In ArtCenter’s master plan, architect Michael Maltzan has introduced the idea of “layered urbanism”—a mixed-use strategy designed to foster sharing, making, playing and living within the community. Unlike the traditional campus model in which separate functions are given separate buildings and organized horizontally, Maltzan’s plan proposes distributing different uses across a series of layers. As outlined in the plan, up to six new mixed-use buildings would be placed between the College’s three existing buildings, with outdoor plazas and a series of delightful interactions serving as the campus’ connective tissue.
The Master Plan is rooted in a holistic development strategy that integrates student housing and amenities with formal and informal learning interventions—all connected by cycling paths, elevated outdoor green spaces and a more active, vibrant city streetscape.
Michael Maltzan
At street level, the SHARING layer is where ArtCenter students display their creative process and the College extends a variety of offerings to the community. Accessible to the public and literally transparent—thanks to dramatic glass walls—this layer will feature gallery spaces, an art supply store, a bookstore and a café. The sharing layer also expands outward into the sidewalk to animate the street and engage the neighborhood.
Directly above street level is the MAKING layer where learning and creativity happens. The second-floor layer is programmed with academic spaces and campus-specific services, such as fabrication shops, studio classrooms and collaboration spaces. Its connector is the Cycleway, a bicycle-oriented, pedestrian-friendly path that is accessible from the street level and which winds through and in between the campus’ buildings.
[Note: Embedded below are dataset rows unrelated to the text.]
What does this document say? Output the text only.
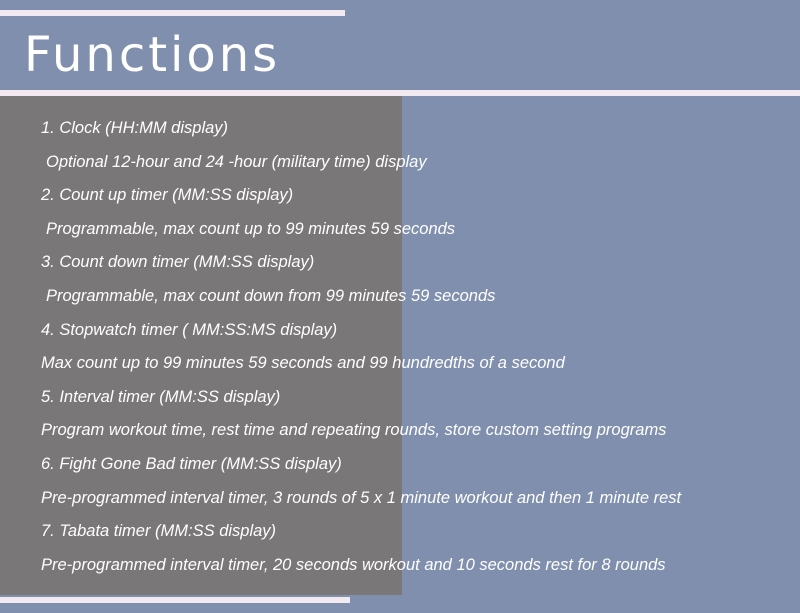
Functions
1. Clock (HH:MM display)
Optional 12-hour and 24 -hour (military time) display
2. Count up timer (MM:SS display)
Programmable, max count up to 99 minutes 59 seconds
3. Count down timer (MM:SS display)
Programmable, max count down from 99 minutes 59 seconds
4. Stopwatch timer ( MM:SS:MS display)
Max count up to 99 minutes 59 seconds and 99 hundredths of a second
5. Interval timer (MM:SS display)
Program workout time, rest time and repeating rounds, store custom setting programs
6. Fight Gone Bad timer (MM:SS display)
Pre-programmed interval timer, 3 rounds of 5 x 1 minute workout and then 1 minute rest
7. Tabata timer (MM:SS display)
Pre-programmed interval timer, 20 seconds workout and 10 seconds rest for 8 rounds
Elevated quads on the third-floor layer are all about PLAYING. Productive landscapes and open green spaces provide a park-like environment accessible to the public in which students and faculty interact, collaborate and relax between classes. With features such as outdoor dining areas, garden spaces and an amphitheater, the main quad will also be open to the community. The quads will be accessible from a number of entry points, sloping upward from the street level on Raymond, above the Metro tracks, back down to Arroyo Parkway and, eventually, connecting to a new entryway on the third floor of the 1111 building.
With access to air, light and views, and situated furthest away from the noise of the street, student housing—the LIVING layer—will rest on top of the other three. Not dorms but fully functioning student housing units, these new living spaces are equipped with a small kitchen and outfitted with young artists and designers in mind. Each of the housing units would have separate street level entrance lobbies, providing controlled access for students and visitors.
This layered approach to ArtCenter’s master plan offers a variety of benefits to the College as well as friends and neighbors in the City of Pasadena. It allows for more compact development and greater flexibility in our approach to student housing. It offers major improvements to the surrounding urban landscape, including new green spaces, stronger ties to the community and an emphasis on multi-modal transportation. And most importantly, it provides an improved student experience for the next generation of artists and designers. And, in the end, that’s what it’s all about.